Nos ha dicho el párroco que, en estos cinco domingos hasta que comencemos la Cuaresma, el evangelio seguirá ofreciéndonos diversos momentos de la vida de Jesús anunciando, con palabras y gestos, la cercanía del Reino de Dios. El primero de estos gestos fue congregar en torno a él un pequeño grupo de gente interesada por su mensaje. El evangelista Juan cuenta hoy (Jn 1, 35-42) cómo fue el encuentro con dos de ellos…

– Uno de los dos que te siguieron se llamaba Andrés y era hermano de Simón, un pescador que llegó a estar al frente del grupo de tus discípulos -le he dicho para empezar a hablar-, pero el evangelista no dice quién era el otro, aunque por los detalles que cuenta en su relato sospecho que fue el propio Juan.

– ¿Por qué piensas que el otro era Juan? -me ha replicado después de tomar un sorbo-.

– No sólo pienso que era él, sino que, además, debió quedar impresionado por ti, pues recuerda la hora exacta del encuentro. Escribió que «serían las cuatro de la tarde». Tuvo que quedar muy tocado para conservar el recuerdo de la hora. Esto y lo demás que cuenta que pasó aquel día me hace pensar que el otro que te siguió era Juan -le he explicado-.

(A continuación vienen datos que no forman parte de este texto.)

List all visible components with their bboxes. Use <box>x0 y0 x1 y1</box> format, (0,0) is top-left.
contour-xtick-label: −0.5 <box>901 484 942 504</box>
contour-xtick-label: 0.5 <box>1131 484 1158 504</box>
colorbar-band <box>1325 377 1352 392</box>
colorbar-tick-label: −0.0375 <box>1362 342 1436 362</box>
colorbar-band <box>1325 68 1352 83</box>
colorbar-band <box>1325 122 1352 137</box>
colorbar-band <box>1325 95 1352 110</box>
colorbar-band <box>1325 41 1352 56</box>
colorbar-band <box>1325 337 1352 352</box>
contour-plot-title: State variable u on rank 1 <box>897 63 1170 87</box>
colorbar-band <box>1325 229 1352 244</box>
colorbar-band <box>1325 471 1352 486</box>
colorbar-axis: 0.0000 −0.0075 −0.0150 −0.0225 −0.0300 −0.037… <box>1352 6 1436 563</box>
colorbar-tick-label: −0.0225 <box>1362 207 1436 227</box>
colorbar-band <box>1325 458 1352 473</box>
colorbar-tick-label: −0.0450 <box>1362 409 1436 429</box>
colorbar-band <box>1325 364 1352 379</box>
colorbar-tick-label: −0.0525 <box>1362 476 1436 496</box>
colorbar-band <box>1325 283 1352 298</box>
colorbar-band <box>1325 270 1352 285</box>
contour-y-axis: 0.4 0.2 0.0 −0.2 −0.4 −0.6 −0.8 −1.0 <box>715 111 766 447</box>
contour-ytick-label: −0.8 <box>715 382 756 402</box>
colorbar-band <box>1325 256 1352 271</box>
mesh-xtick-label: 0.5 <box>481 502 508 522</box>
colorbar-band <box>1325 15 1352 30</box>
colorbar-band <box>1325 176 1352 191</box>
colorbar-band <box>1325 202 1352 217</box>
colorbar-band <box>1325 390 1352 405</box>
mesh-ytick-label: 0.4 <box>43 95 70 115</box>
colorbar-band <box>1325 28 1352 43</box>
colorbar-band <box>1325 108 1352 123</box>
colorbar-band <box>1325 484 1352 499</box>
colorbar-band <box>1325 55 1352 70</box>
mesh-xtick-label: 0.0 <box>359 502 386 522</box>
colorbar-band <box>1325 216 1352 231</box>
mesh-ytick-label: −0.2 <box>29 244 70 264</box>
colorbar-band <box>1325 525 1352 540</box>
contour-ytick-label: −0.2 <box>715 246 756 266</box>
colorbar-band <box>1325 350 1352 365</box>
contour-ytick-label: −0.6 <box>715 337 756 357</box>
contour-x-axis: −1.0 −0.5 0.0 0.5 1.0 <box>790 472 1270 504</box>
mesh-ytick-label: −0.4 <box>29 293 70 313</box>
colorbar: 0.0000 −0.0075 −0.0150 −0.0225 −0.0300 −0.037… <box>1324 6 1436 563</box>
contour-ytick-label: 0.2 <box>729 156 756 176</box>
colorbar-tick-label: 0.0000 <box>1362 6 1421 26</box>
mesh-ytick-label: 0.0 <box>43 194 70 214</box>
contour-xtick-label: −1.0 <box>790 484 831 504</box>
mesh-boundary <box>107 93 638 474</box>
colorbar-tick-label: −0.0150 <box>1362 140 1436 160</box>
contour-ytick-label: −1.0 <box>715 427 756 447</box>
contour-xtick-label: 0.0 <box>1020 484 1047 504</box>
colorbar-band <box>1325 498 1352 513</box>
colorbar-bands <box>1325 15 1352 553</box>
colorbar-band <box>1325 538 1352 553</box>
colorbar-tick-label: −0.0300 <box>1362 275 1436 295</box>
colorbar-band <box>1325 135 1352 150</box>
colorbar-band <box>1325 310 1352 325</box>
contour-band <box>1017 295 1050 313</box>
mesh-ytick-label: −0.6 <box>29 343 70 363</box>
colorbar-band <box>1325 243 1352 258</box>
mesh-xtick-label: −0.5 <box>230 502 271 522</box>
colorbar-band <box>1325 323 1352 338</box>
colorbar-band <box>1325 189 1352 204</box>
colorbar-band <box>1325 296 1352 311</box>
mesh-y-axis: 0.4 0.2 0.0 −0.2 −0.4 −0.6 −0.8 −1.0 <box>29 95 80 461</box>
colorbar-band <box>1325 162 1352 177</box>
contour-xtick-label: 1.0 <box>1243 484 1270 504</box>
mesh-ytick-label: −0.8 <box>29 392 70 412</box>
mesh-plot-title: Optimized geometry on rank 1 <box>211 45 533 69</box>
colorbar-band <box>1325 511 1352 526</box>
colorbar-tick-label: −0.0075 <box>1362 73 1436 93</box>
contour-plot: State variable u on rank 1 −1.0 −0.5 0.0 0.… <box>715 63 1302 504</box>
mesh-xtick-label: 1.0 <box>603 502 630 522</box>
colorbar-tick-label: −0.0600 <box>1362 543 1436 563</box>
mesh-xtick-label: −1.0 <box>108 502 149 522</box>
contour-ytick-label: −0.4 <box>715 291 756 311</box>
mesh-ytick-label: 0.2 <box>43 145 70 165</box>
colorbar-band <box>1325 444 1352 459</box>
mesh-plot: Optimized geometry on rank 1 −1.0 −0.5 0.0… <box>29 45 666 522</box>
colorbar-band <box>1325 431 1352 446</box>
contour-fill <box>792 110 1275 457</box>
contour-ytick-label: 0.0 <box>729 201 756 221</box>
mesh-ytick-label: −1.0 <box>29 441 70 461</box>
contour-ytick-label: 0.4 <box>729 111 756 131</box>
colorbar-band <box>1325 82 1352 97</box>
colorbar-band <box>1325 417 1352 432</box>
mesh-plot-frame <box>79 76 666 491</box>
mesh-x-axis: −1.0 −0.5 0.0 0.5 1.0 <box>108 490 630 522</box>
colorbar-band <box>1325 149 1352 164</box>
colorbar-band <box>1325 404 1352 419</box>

– No andas desencaminado, pero no te me distraigas con lo secundario -me ha respondido-. Lo importante fue que llegaron a la convicción de que yo soy el Mesías.

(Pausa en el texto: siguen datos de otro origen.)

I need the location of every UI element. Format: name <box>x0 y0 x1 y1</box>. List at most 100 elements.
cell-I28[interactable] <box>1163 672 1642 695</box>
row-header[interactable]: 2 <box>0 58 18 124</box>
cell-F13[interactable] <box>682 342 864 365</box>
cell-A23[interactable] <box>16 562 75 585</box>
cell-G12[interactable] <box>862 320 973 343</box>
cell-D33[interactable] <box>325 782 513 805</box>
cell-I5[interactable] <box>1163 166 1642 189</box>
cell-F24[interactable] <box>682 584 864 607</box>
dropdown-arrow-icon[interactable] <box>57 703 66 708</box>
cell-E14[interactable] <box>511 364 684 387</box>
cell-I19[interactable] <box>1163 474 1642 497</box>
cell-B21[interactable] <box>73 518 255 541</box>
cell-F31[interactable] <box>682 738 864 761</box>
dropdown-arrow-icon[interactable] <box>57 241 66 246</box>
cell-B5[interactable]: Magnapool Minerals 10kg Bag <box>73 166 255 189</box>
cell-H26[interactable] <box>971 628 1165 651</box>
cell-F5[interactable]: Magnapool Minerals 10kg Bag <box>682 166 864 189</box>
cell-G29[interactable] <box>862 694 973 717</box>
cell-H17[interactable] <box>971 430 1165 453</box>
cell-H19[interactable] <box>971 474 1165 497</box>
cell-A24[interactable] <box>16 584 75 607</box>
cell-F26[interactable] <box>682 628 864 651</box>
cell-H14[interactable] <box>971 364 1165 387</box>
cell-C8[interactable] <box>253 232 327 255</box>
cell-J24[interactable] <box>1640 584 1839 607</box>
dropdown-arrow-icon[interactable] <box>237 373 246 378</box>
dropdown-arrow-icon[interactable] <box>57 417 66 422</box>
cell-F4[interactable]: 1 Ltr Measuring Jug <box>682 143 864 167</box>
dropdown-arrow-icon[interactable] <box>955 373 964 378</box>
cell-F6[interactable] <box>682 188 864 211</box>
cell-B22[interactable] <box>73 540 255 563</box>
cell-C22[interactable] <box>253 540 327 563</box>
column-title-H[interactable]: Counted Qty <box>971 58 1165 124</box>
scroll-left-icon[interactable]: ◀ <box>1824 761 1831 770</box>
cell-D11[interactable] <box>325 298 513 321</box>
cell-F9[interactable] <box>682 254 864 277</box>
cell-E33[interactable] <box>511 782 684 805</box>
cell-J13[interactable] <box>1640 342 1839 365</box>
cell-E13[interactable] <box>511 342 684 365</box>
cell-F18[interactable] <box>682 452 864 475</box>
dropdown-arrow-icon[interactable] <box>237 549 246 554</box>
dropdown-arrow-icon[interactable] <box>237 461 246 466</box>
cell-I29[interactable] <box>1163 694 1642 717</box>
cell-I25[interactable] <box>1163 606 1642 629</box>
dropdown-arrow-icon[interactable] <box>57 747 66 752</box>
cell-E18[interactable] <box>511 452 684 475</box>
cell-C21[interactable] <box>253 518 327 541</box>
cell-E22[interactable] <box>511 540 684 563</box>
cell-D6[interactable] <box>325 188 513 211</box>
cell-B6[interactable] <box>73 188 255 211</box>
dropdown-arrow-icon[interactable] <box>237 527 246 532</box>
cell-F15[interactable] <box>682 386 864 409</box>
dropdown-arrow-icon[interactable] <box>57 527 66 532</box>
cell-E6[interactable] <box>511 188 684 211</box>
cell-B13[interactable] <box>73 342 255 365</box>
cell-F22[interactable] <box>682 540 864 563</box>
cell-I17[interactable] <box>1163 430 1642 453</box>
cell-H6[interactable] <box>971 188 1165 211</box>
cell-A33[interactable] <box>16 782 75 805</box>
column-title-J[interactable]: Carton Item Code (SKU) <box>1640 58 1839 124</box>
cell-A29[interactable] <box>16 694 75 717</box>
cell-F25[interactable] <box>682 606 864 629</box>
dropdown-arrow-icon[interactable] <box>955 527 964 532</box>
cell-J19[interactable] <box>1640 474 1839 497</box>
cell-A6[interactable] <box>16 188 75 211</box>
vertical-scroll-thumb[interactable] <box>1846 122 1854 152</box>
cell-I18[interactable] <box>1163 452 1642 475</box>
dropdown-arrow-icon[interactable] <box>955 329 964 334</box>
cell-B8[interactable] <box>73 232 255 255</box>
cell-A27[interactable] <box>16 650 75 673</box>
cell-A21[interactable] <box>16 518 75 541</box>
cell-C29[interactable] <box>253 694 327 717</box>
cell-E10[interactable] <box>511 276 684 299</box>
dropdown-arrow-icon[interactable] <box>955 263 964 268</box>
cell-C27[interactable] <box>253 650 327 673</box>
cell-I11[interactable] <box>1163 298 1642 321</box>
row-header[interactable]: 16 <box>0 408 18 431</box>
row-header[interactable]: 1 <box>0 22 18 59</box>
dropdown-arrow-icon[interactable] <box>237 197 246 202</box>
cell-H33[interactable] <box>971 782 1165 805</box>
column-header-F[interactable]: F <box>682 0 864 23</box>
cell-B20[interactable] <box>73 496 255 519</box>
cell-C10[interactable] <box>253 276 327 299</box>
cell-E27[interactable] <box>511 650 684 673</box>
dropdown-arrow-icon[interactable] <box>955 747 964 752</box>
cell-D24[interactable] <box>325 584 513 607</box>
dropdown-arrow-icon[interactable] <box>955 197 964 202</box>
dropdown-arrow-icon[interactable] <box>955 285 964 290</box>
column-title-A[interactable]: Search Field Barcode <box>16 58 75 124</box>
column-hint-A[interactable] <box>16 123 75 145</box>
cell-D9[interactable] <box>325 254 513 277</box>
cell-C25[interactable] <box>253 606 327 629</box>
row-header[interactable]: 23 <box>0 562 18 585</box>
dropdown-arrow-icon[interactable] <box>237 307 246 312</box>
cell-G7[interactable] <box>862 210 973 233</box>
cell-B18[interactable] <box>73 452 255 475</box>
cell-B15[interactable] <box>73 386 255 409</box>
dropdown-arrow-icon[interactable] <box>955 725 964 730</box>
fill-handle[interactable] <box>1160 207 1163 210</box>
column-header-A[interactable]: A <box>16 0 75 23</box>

– Eso es justamente lo que quería preguntarte: ¿cómo es posible que en un par de horas de conversación se quedaran convencidos de que tú eres aquel del que escribieron Moisés y los Profetas, de que tú eres Rabí (Maestro), de que eres el Hijo de Dios y el Rey de Israel…? Todo esto dijeron de ti unos u otros discípulos (Simón, Felipe, Natanael…), que a partir de aquel encuentro entraron en contacto contigo.

– Efectivamente, lo dijeron -me ha respondido antes de coger la taza en sus manos; después ha tomado un sorbo y ha continuado-. Pero no olvides que el misterio de mi persona no se llega a comprender de un golpe de vista, ni por el análisis psicológico de alguna de mis palabras, sino por la contemplación del conjunto de mis enseñanzas, de mi vida y de mi muerte. Por lo que se refiere a mis enseñanzas, unas explican y dan sentido a las otras; mis gestos cuando me relacionaba con la gente, especialmente con los enfermos y con los pecadores, hay que verlos a la luz de mis palabras; y todo ello comenzó a iluminarse con mi resurrección en la pascua, que puso de manifiesto que mi presencia en este mundo, mi cuerpo entregado y mi sangre derramada era la nueva y definitiva alianza que el Padre quiso hacer con vosotros. Cuando el evangelista pone en labios de mis discípulos todos esos títulos cristológicos no hace más que trasladar a aquel momento de encuentro con mis primeros discípulos lo que llegó a ser en ellos una convicción inapelable cuando me vieron, comieron conmigo y me palparon vivo después de haber soportado el chok insufrible de verme morir en un patíbulo como un malhechor. Ellos no podían callar lo que habían visto y oído. El evangelista no hace más que poner en labios de los discípulos desde el principio lo que experimentarán a lo largo de su vida conmigo.

– ¡Gracias! Ahora veo claro que tu Espíritu Santo nos va conduciendo hasta que reconocemos que eres en verdad el Hijo de Dios -he exclamado mientras pedía la cuenta y quedábamos para seguir hablando el próximo domingo-.

– Repasa la primera lectura de este domingo y, si sospechas que el Padre te habla, di como Samuel: «Habla, Señor, que tu siervo te escucha» -me ha dicho despidiéndose-.